The journey continues, boxes are now delivered and have been racked, ready for installation on Monday.
I wrote in part 1 that I would discuss the reason to choose Nutanix.
An important part was cost, even though Nutanix is expensive upfront, we believe there are big savings going forward. OPEX saving are more important than CAPEX cost to us.
Eliminating SAN networking, bladechassi config, patching, aggregates, volumes, LUN and everything involved in maintaining those are a big saving. HA and DR setup is also very complex in traditional environments. Using those resources for automation and cloud adoption would be much better.
Complexity of Metro-cluster and active/active setup between sites also seems much easier in a Nutanix solution.
We have not evaluated in such big detail as David Quinney in this article: http://www.cloudypolitics.com/what-to-look-out-for-when-comparing-hyper-converged-solutions-a-customers-viewpoint-2/
Never mind the placement of the blocks, it’s kind of temporary…;-)
But I have followed the progress of Nutanix since late 2012 and have been more a more amazed about what they are doing. I have compared them to other vendors and I have read miles of blogs, websites, test, tweets and all other available writing I have come across. For me the decisions was easy, my problem was to convince management. This was not an easy task and we have had numerous reference calls with other customers, we have met with resellers and Nutanix specialists from around the globe. Still there is a nagging feeling that its to good to be true. I hope that feeling proves to be wrong in the long run.
Today, installation of our first Nutanix cluster actually begun, a reseller got in to install and setup the initial setup which requires some special handling. It proved not to be so easy as I had expected.
Apparently the installations required IPV6 connectivity between hosts, Controller VM and the installation host. A dedicated switch had been setup and VLAN tagged to accommodate this, but things didn’t work, connectivity could not be established as required. Finally we realized the switch it self was faulty, after changing to another switch is was much easier.
For this POC we had decided not to set up a dedicated 10 GB switch, we connected everything to one already in use. This proved to be against us today. While pulling one of the 10 GB DAC connection, several other ports in that switch decided to go offline, causing several other systems go in to trouble. Seems like that switch also is faulty or has a bug. Installation was halted for some hours to figure out if we dared to continue. A dedicated switch is probably a good idea for the future…
After all connectivity issues were sorted out installation and cluster configuration was real smooth and when we stopped to-night we had a five node cluster up and running. Tomorrow we need to adjust VLAN´s on all nodes and configure the rest of the VMware environment. Then there is a health test and a performance test to be run to verify that the cluster delivers the performance expected.
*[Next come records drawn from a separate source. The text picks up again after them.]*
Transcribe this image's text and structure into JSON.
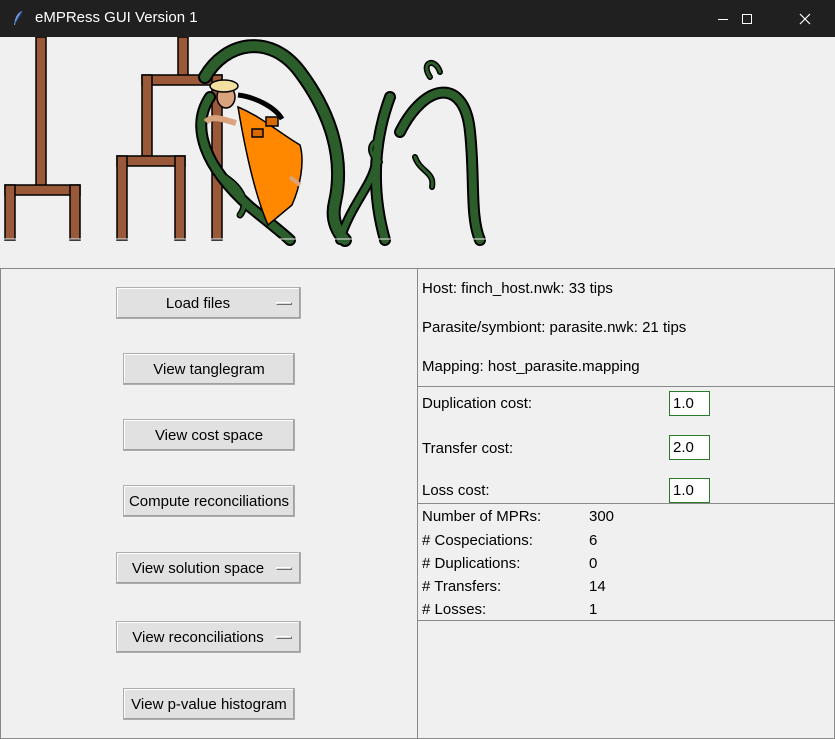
{
  "window": {
    "title": "eMPRess GUI Version 1",
    "icons": {
      "app": "feather-icon",
      "minimize": "minimize-icon",
      "maximize": "maximize-icon",
      "close": "close-icon"
    }
  },
  "buttons": {
    "load_files": "Load files",
    "view_tanglegram": "View tanglegram",
    "view_cost_space": "View cost space",
    "compute_reconciliations": "Compute reconciliations",
    "view_solution_space": "View solution space",
    "view_reconciliations": "View reconciliations",
    "view_pvalue_histogram": "View p-value histogram"
  },
  "files": {
    "host": "Host: finch_host.nwk: 33 tips",
    "parasite": "Parasite/symbiont: parasite.nwk: 21 tips",
    "mapping": "Mapping: host_parasite.mapping"
  },
  "costs": {
    "duplication_label": "Duplication cost:",
    "duplication_value": "1.0",
    "transfer_label": "Transfer cost:",
    "transfer_value": "2.0",
    "loss_label": "Loss cost:",
    "loss_value": "1.0"
  },
  "results": [
    {
      "label": "Number of MPRs:",
      "value": "300"
    },
    {
      "label": "# Cospeciations:",
      "value": "6"
    },
    {
      "label": "# Duplications:",
      "value": "0"
    },
    {
      "label": "# Transfers:",
      "value": "14"
    },
    {
      "label": "# Losses:",
      "value": "1"
    }
  ],
  "colors": {
    "titlebar": "#202020",
    "tree_brown": "#9a5a3a",
    "vine_green": "#2b5e2b",
    "dress_orange": "#ff8800",
    "entry_border": "#2a7a2a"
  }
}
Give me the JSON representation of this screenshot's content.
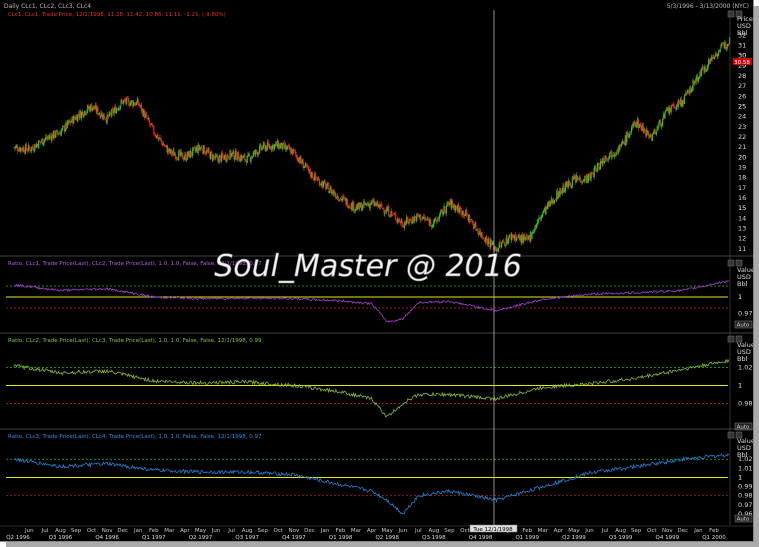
{
  "header": {
    "title": "Daily CLc1, CLc2, CLc3, CLc4",
    "date_range": "5/3/1996 - 3/13/2000 (NYC)"
  },
  "watermark": "Soul_Master @ 2016",
  "colors": {
    "background": "#000000",
    "up_candle": "#22cc22",
    "down_candle": "#ee2222",
    "ratio_1_2": "#a040d0",
    "ratio_2_3": "#88b830",
    "ratio_3_4": "#2080d0",
    "parity_line": "#e8e800",
    "upper_band": "#20c020",
    "lower_band": "#d02020"
  },
  "panels": [
    {
      "legend": "CLc1, CLc1, Trade Price, 12/1/1998, 11.28, 11.42, 10.86, 11.11, -1.21, (-9.80%)",
      "axis_title": [
        "Price",
        "USD",
        "Bbl"
      ],
      "last_value": "30.58"
    },
    {
      "legend": "Ratio, CLc1, Trade Price(Last), CLc2, Trade Price(Last), 1.0, 1.0, False, False, 12/1/1998, 0.97",
      "axis_title": [
        "Value",
        "USD",
        "Bbl"
      ],
      "auto_label": "Auto"
    },
    {
      "legend": "Ratio, CLc2, Trade Price(Last), CLc3, Trade Price(Last), 1.0, 1.0, False, False, 12/1/1998, 0.99",
      "axis_title": [
        "Value",
        "USD",
        "Bbl"
      ],
      "auto_label": "Auto"
    },
    {
      "legend": "Ratio, CLc3, Trade Price(Last), CLc4, Trade Price(Last), 1.0, 1.0, False, False, 12/1/1998, 0.97",
      "axis_title": [
        "Value",
        "USD",
        "Bbl"
      ],
      "auto_label": "Auto"
    }
  ],
  "xaxis": {
    "months": [
      "Jun",
      "Jul",
      "Aug",
      "Sep",
      "Oct",
      "Nov",
      "Dec",
      "Jan",
      "Feb",
      "Mar",
      "Apr",
      "May",
      "Jun",
      "Jul",
      "Aug",
      "Sep",
      "Oct",
      "Nov",
      "Dec",
      "Jan",
      "Feb",
      "Mar",
      "Apr",
      "May",
      "Jun",
      "Jul",
      "Aug",
      "Sep",
      "Oct",
      "Nov",
      "Dec",
      "Jan",
      "Feb",
      "Mar",
      "Apr",
      "May",
      "Jun",
      "Jul",
      "Aug",
      "Sep",
      "Oct",
      "Nov",
      "Dec",
      "Jan",
      "Feb",
      "Mar"
    ],
    "quarters": [
      "Q2 1996",
      "Q3 1996",
      "Q4 1996",
      "Q1 1997",
      "Q2 1997",
      "Q3 1997",
      "Q4 1997",
      "Q1 1998",
      "Q2 1998",
      "Q3 1998",
      "Q4 1998",
      "Q1 1999",
      "Q2 1999",
      "Q3 1999",
      "Q4 1999",
      "Q1 2000"
    ],
    "cursor_date": "Tue 12/1/1998"
  },
  "chart_data": [
    {
      "type": "candlestick",
      "title": "CLc1 Daily",
      "yticks": [
        11,
        12,
        13,
        14,
        15,
        16,
        17,
        18,
        19,
        20,
        21,
        22,
        23,
        24,
        25,
        26,
        27,
        28,
        29,
        30,
        31,
        32
      ],
      "ylim": [
        10.5,
        33.5
      ],
      "x": [
        "1996-05",
        "1996-06",
        "1996-07",
        "1996-08",
        "1996-09",
        "1996-10",
        "1996-11",
        "1996-12",
        "1997-01",
        "1997-02",
        "1997-03",
        "1997-04",
        "1997-05",
        "1997-06",
        "1997-07",
        "1997-08",
        "1997-09",
        "1997-10",
        "1997-11",
        "1997-12",
        "1998-01",
        "1998-02",
        "1998-03",
        "1998-04",
        "1998-05",
        "1998-06",
        "1998-07",
        "1998-08",
        "1998-09",
        "1998-10",
        "1998-11",
        "1998-12",
        "1999-01",
        "1999-02",
        "1999-03",
        "1999-04",
        "1999-05",
        "1999-06",
        "1999-07",
        "1999-08",
        "1999-09",
        "1999-10",
        "1999-11",
        "1999-12",
        "2000-01",
        "2000-02",
        "2000-03"
      ],
      "close": [
        21.0,
        20.8,
        21.8,
        22.5,
        24.0,
        25.0,
        23.8,
        25.5,
        25.3,
        22.5,
        20.5,
        20.0,
        21.0,
        19.8,
        20.3,
        19.8,
        21.0,
        21.2,
        20.5,
        18.5,
        17.2,
        16.0,
        15.0,
        15.5,
        14.8,
        13.5,
        14.2,
        13.5,
        15.5,
        14.5,
        12.5,
        11.0,
        12.3,
        11.8,
        14.5,
        16.5,
        17.8,
        18.0,
        20.0,
        21.0,
        23.5,
        22.0,
        24.5,
        25.5,
        28.0,
        30.0,
        31.5
      ]
    },
    {
      "type": "line",
      "title": "Ratio CLc1 / CLc2",
      "yticks": [
        1,
        0.97
      ],
      "band": {
        "upper": 1.02,
        "parity": 1.0,
        "lower": 0.98
      },
      "ylim": [
        0.94,
        1.04
      ],
      "x": [
        "1996-05",
        "1996-08",
        "1996-11",
        "1997-02",
        "1997-05",
        "1997-08",
        "1997-11",
        "1998-02",
        "1998-04",
        "1998-05",
        "1998-06",
        "1998-07",
        "1998-09",
        "1998-12",
        "1999-03",
        "1999-06",
        "1999-09",
        "1999-12",
        "2000-03"
      ],
      "values": [
        1.022,
        1.012,
        1.015,
        1.0,
        0.997,
        0.998,
        0.997,
        0.993,
        0.988,
        0.955,
        0.96,
        0.99,
        0.992,
        0.975,
        0.996,
        1.005,
        1.008,
        1.012,
        1.03
      ]
    },
    {
      "type": "line",
      "title": "Ratio CLc2 / CLc3",
      "yticks": [
        1.02,
        1,
        0.98
      ],
      "band": {
        "upper": 1.02,
        "parity": 1.0,
        "lower": 0.98
      },
      "ylim": [
        0.955,
        1.045
      ],
      "x": [
        "1996-05",
        "1996-08",
        "1996-11",
        "1997-02",
        "1997-05",
        "1997-08",
        "1997-11",
        "1998-02",
        "1998-04",
        "1998-05",
        "1998-06",
        "1998-07",
        "1998-09",
        "1998-12",
        "1999-03",
        "1999-06",
        "1999-09",
        "1999-12",
        "2000-03"
      ],
      "values": [
        1.022,
        1.014,
        1.016,
        1.005,
        1.003,
        1.004,
        1.0,
        0.993,
        0.985,
        0.965,
        0.98,
        0.99,
        0.99,
        0.985,
        0.998,
        1.002,
        1.008,
        1.018,
        1.028
      ]
    },
    {
      "type": "line",
      "title": "Ratio CLc3 / CLc4",
      "yticks": [
        1.02,
        1.01,
        1,
        0.99,
        0.98,
        0.97,
        0.96
      ],
      "band": {
        "upper": 1.02,
        "parity": 1.0,
        "lower": 0.98
      },
      "ylim": [
        0.95,
        1.04
      ],
      "x": [
        "1996-05",
        "1996-08",
        "1996-11",
        "1997-02",
        "1997-05",
        "1997-08",
        "1997-11",
        "1998-02",
        "1998-04",
        "1998-05",
        "1998-06",
        "1998-07",
        "1998-09",
        "1998-12",
        "1999-03",
        "1999-06",
        "1999-09",
        "1999-12",
        "2000-03"
      ],
      "values": [
        1.02,
        1.012,
        1.015,
        1.008,
        1.006,
        1.006,
        1.003,
        0.992,
        0.985,
        0.975,
        0.96,
        0.98,
        0.985,
        0.975,
        0.99,
        1.005,
        1.012,
        1.02,
        1.025
      ]
    }
  ]
}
After that we ourselves will run tests to verify that HA is working as we expect. Pull on network cable, pull one disk, kill a Controller VM, pull one node etc… Just so that we know what happens and understands the consequences of something should go wrong. This will also gives us better understanding about node-, block- and rack -awareness, how RF2 and RF3 works.
Since we have reached max cooling kapacity in our data center we can’t power on all Nutanix nodes before we have shutdown the servers it is to replace. We will start with a small cluster and slowly migrate over VM’s one by one and then shutdown hosts in the old Vmware cluster one by one.